Chris Axelson, deputy-general of tax and financial policy, announced that Treasury has withdrawn its amendment of the draft Taxation Laws Amendment Bill (TLAB), which would have deleted a section of the Income Tax Act that exempts foreign pensions from being taxed.
Since 2001, South African tax residents – South Africans and foreign residents who retire in South Africa – who had worked overseas and receive foreign pensions paid no tax on those pensions in South Africa.
Double taxation occurs when the same income is taxed by two countries, which is generally avoided through Double Tax Agreements (DTAs) between nations. However, Treasury argued the current blanket exemption was creating the opposite problem: “double non-taxation”.
Double non-taxation occurs when pension income isn’t taxed by either the foreign country or South Africa, even in DTAs where South Africa was entitled to claim residence-based tax.

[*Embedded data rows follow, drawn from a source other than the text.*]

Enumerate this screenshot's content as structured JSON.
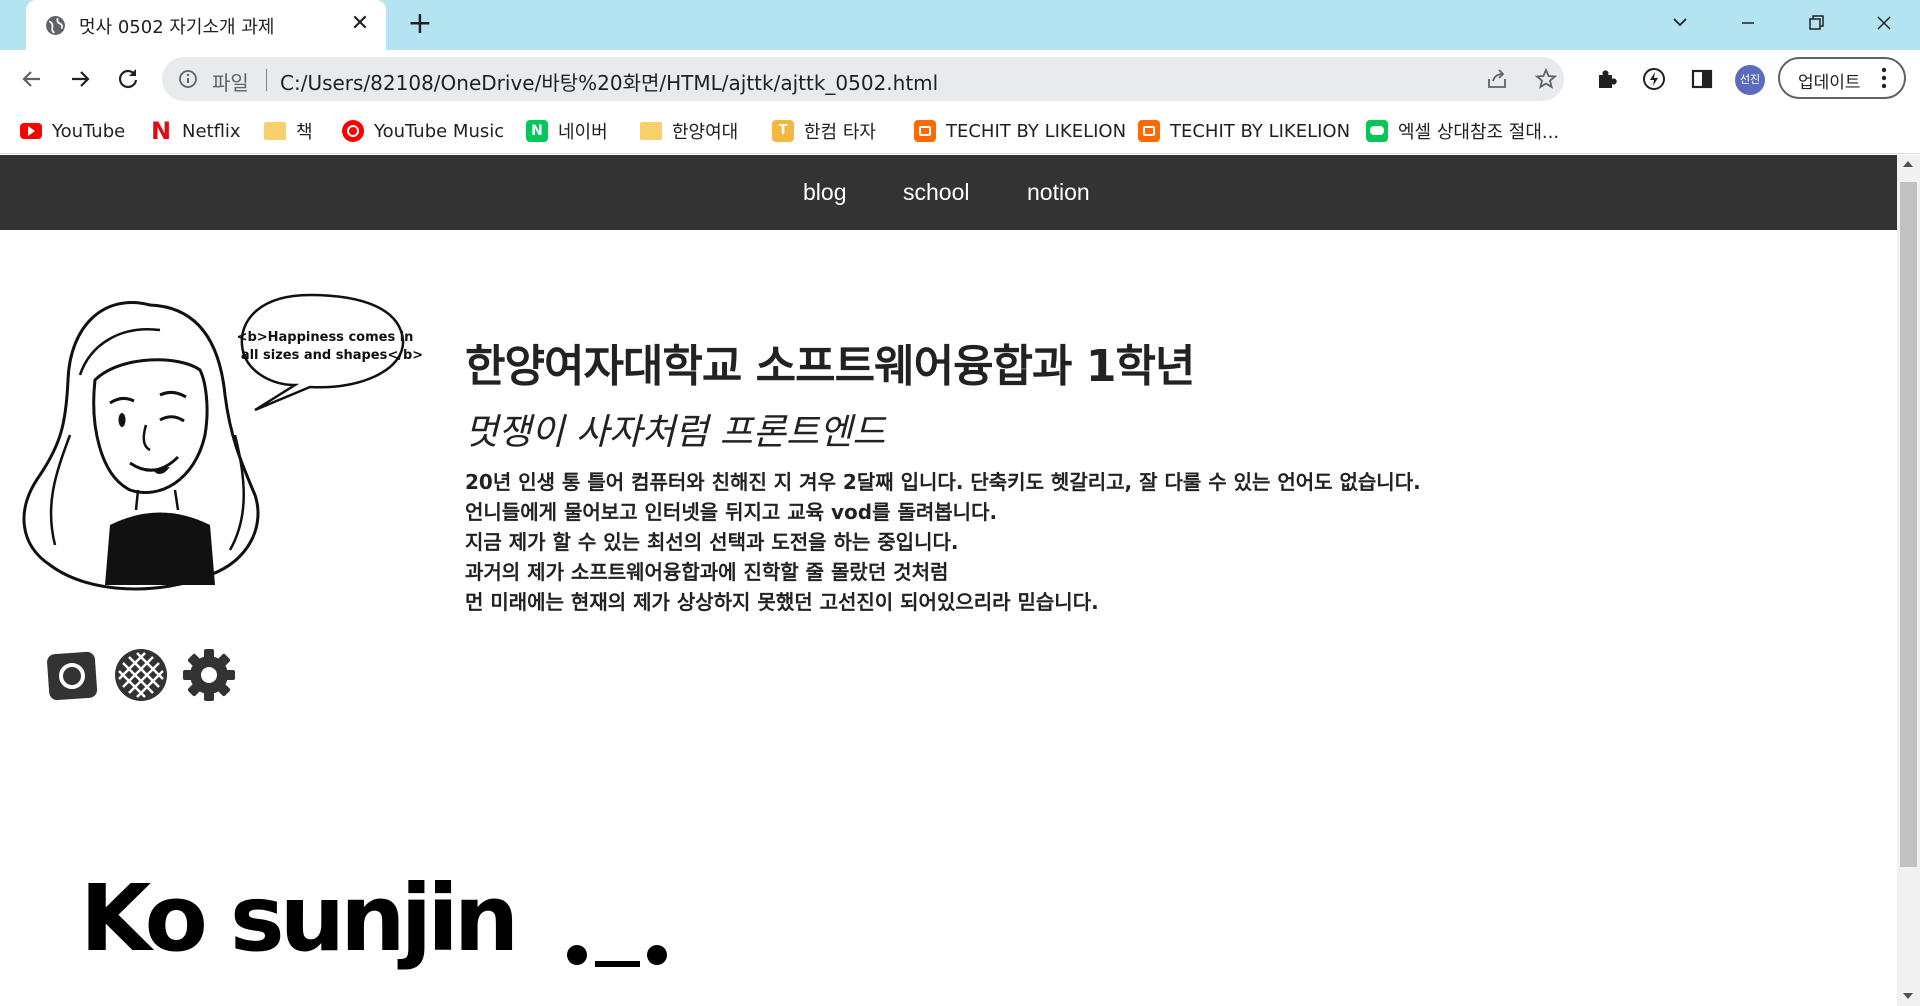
{
  "browser": {
    "tab_title": "멋사 0502 자기소개 과제",
    "tab_close": "✕",
    "new_tab": "+",
    "file_label": "파일",
    "url": "C:/Users/82108/OneDrive/바탕%20화면/HTML/ajttk/ajttk_0502.html",
    "profile_initials": "선진",
    "update_label": "업데이트",
    "bookmarks": [
      {
        "label": "YouTube",
        "icon": "youtube-icon"
      },
      {
        "label": "Netflix",
        "icon": "netflix-icon"
      },
      {
        "label": "책",
        "icon": "folder-icon"
      },
      {
        "label": "YouTube Music",
        "icon": "youtube-music-icon"
      },
      {
        "label": "네이버",
        "icon": "naver-icon"
      },
      {
        "label": "한양여대",
        "icon": "folder-icon"
      },
      {
        "label": "한컴 타자",
        "icon": "hancom-icon"
      },
      {
        "label": "TECHIT BY LIKELION",
        "icon": "techit-icon"
      },
      {
        "label": "TECHIT BY LIKELION",
        "icon": "techit-icon"
      },
      {
        "label": "엑셀 상대참조 절대...",
        "icon": "line-icon"
      }
    ]
  },
  "site": {
    "nav": [
      "blog",
      "school",
      "notion"
    ],
    "speech_bubble": [
      "<b>Happiness comes in",
      "all sizes and shapes</b>"
    ],
    "headline": "한양여자대학교 소프트웨어융합과 1학년",
    "subline": "멋쟁이 사자처럼 프론트엔드",
    "bio_lines": [
      "20년 인생 통 틀어 컴퓨터와 친해진 지 겨우 2달째 입니다. 단축키도 헷갈리고, 잘 다룰 수 있는 언어도 없습니다.",
      "언니들에게 물어보고 인터넷을 뒤지고 교육 vod를 돌려봅니다.",
      "지금 제가 할 수 있는 최선의 선택과 도전을 하는 중입니다.",
      "과거의 제가 소프트웨어융합과에 진학할 줄 몰랐던 것처럼",
      "먼 미래에는 현재의 제가 상상하지 못했던 고선진이 되어있으리라 믿습니다."
    ],
    "social_icons": [
      "instagram-icon",
      "dribbble-icon",
      "settings-gear-icon"
    ],
    "big_name": "Ko sunjin"
  },
  "colors": {
    "tabstrip": "#b4e3f1",
    "nav_bg": "#333333",
    "nav_text": "#ffffff",
    "text": "#222222"
  }
}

Many of the comments received by the Standing Committee on Finance expressed concern that the change would discourage wealthy foreigners from retiring in South Africa, deter South African expats from returning home, and financially devastate retirees who had planned their finances around the tax-free status.
Changing the rules midstream
Some concern was also raised that repealing the exemption could lead to double taxation from countries not offering tax relief to retirees based in South Africa, such as Germany or France, in certain cases.

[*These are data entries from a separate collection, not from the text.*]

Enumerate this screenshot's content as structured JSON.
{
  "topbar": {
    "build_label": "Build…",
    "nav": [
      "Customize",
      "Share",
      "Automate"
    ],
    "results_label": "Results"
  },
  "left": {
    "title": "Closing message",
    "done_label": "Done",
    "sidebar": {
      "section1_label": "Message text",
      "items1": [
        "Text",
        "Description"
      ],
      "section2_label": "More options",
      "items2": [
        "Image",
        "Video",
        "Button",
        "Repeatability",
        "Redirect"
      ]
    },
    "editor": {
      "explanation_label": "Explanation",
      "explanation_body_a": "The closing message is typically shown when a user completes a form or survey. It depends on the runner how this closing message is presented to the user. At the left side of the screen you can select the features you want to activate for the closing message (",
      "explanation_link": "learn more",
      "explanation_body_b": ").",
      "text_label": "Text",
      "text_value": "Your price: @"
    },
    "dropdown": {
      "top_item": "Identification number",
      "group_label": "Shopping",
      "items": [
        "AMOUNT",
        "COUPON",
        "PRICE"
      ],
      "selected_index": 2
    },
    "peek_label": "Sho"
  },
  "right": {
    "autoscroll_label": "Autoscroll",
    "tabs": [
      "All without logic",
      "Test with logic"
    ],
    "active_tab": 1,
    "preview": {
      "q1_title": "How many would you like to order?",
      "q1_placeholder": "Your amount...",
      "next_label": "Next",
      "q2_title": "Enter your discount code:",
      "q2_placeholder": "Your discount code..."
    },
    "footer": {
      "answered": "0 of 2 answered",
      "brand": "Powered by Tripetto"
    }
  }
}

Axelson argued that scrapping the exemption could have led to a win-win for SA’s coffers as well as lower tax for residents than, for example, in Germany or France.
“To find a balance between the need for protection of South Africa’s taxing right under DTAs, the technical nuances of retirement taxation regimes of several countries and the role of many expats and foreign retirees’ contribution to the economy, government will initiate a renewed consultative process with stakeholders,” said Axelson.
Axelson emphasised that the withdrawal of the repeal doesn’t mean a similar amendment “will not come back”, but that Treasury will pursue a more consultative approach to find a solution.
John-Paul Fraser, team lead: cross-border taxation at Tax Consulting SA, welcomed the decision.
The exemption has been in place for more than two decades. He emphasised that deleting the exemption in its entirety would amount to economic retrospectivity. Many individuals, who are nearing retirement, have structured their financial futures around it — repealing it now would, in effect, change the rules midstream.
“They would unexpectedly go from zero tax to full tax, potentially leaving retirees financially exposed in their later years.”